Geoff's wife grew up in Barrow. She had many stories to tell of early life in the area. His grandparents, nomadic reindeer herders, raised Marie's father. He spent his childhood following the herds across northern Alaska. When she was a girl there were few if any cars in Barrow so they would travel by dog team. Her grandparents lived year round at PigNiq, (also called the Shooting Station). PigNiq is a sliver of land between the Beaufort Sea and Elson Lagoon, only a few hundred yards wide. There were no roads then so to get there they would launch a boat in Barrow and travel up the coast to PigNiq, which still has no running water or electricity. To get freshwater they would bury a wooden barrel in the sand. Freshwater would seep through the sides of the barrel and collect inside. Her's and other families would spend all summer there. Now PigNiq looks like a city of duck blinds on the beach. Families still go there to camp out and hunt ducks. It even has "palm trees" made from baleen.
Later in the evening Robert pulled out a box full of skulls, which he has collected over the years. We had a guessing game to see who could identify the skulls. Everything from bears and walrus, to a bat, seals, a prehistoric horse skull and a prehistoric short-faced bear skull he found here in northern Alaska.

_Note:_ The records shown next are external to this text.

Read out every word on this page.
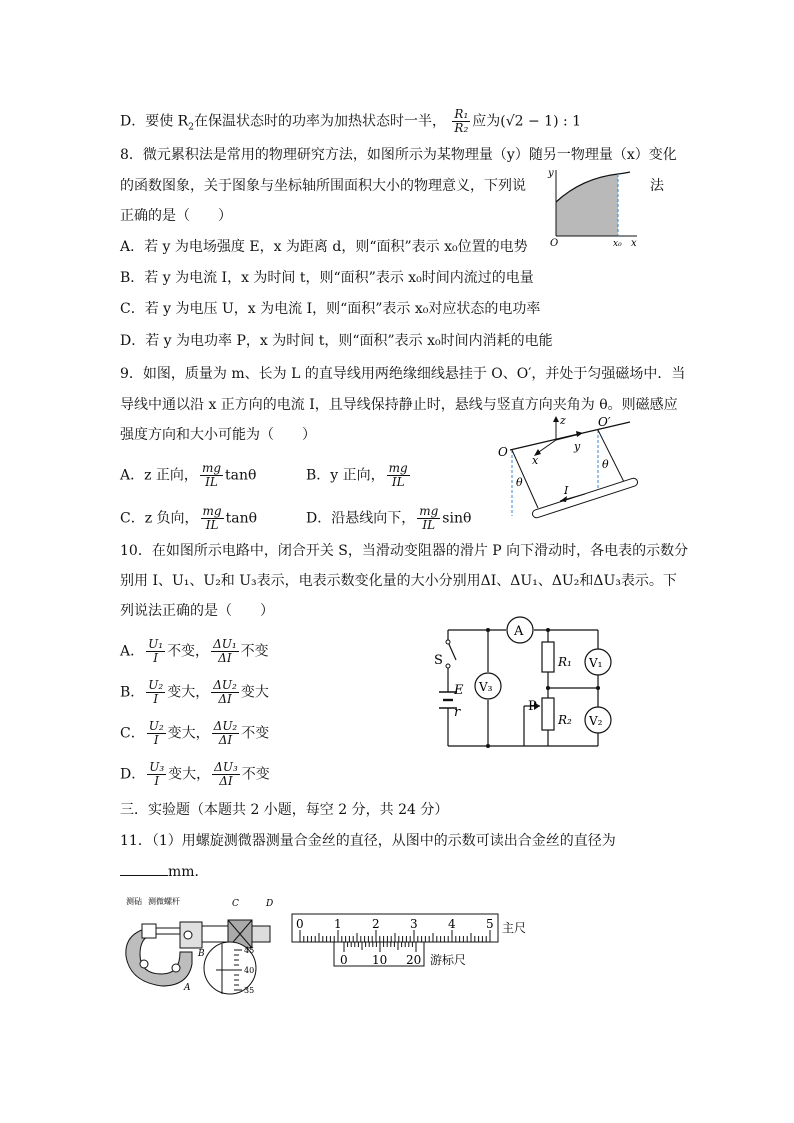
D．要使 $R_2$在保温状态时的功率为加热状态时一半， $\frac{\text{R₁}}{\text{R₂}}$ 应为(√2 − 1) : 1
8．微元累积法是常用的物理研究方法，如图所示为某物理量（y）随另一物理量（x）变化
的函数图象，关于图象与坐标轴所围面积大小的物理意义，下列说	法
正确的是（　　）
A．若 y 为电场强度 E，x 为距离 d，则“面积”表示 x₀位置的电势
B．若 y 为电流 I，x 为时间 t，则“面积”表示 x₀时间内流过的电量
C．若 y 为电压 U，x 为电流 I，则“面积”表示 x₀对应状态的电功率
D．若 y 为电功率 P，x 为时间 t，则“面积”表示 x₀时间内消耗的电能
y
O	x₀ x
9．如图，质量为 m、长为 L 的直导线用两绝缘细线悬挂于 O、O′，并处于匀强磁场中．当
导线中通以沿 x 正方向的电流 I，且导线保持静止时，悬线与竖直方向夹角为 θ。则磁感应
强度方向和大小可能为（　　）
A．z 正向， $\frac{mg}{IL}$ tanθ	B．y 正向， $\frac{mg}{IL}$
C．z 负向， $\frac{mg}{IL}$ tanθ	D．沿悬线向下， $\frac{mg}{IL}$ sinθ
O
O′
z
x
y
θ
θ
I
10．在如图所示电路中，闭合开关 S，当滑动变阻器的滑片 P 向下滑动时，各电表的示数分
别用 I、U₁、U₂和 U₃表示，电表示数变化量的大小分别用ΔI、ΔU₁、ΔU₂和ΔU₃表示。下
列说法正确的是（　　）
A． $\frac{\text{U₁}}{I}$ 不变， $\frac{\text{ΔU₁}}{\Delta I}$ 不变
B． $\frac{\text{U₂}}{I}$ 变大， $\frac{\text{ΔU₂}}{\Delta I}$ 变大
C． $\frac{\text{U₂}}{I}$ 变大， $\frac{\text{ΔU₂}}{\Delta I}$ 不变
D． $\frac{\text{U₃}}{I}$ 变大， $\frac{\text{ΔU₃}}{\Delta I}$ 不变
A
S
E
r
V₃
R₁ V₁
P
R₂ V₂
三．实验题（本题共 2 小题，每空 2 分，共 24 分）
11．（1）用螺旋测微器测量合金丝的直径，从图中的示数可读出合金丝的直径为
mm．
测砧 测微螺杆	C	D
B
A
45
40
35
0	1	2	3	4	5 主尺
0 10 20 游标尺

Concerns about oil exploration in the Chukchi Sea and on the tundra became apparent throughout the evening. Miles from nowhere, tracks of oil field equipment crisscrossing the tundra are seen. One person expressed dismay of when he was out in the vastness of the tundra miles from the nearest road; he came upon a large amount of oil exploration equipment.
The discussions switched to airplane stories, not uncommon in the wilds of Alaska. Geoff told us of the two plane crashes he had survived. He ran into the top of a mountain and another time he ran out of gas at 10,000 feet. Steve talked about a flight when the pilot couldn't find the runway because of a snowstorm. He radioed ahead and the runway was lined with snowmobiles with their lights on so the pilot could find it. Still as the pilot was landing he realized they were coming in perpendicular to the runway and had to pull up at the last minute. Eventually they made a safe landing.
Question of the Day: How would your life be different if there were no roads going to your town and the nearest city was 500 miles away?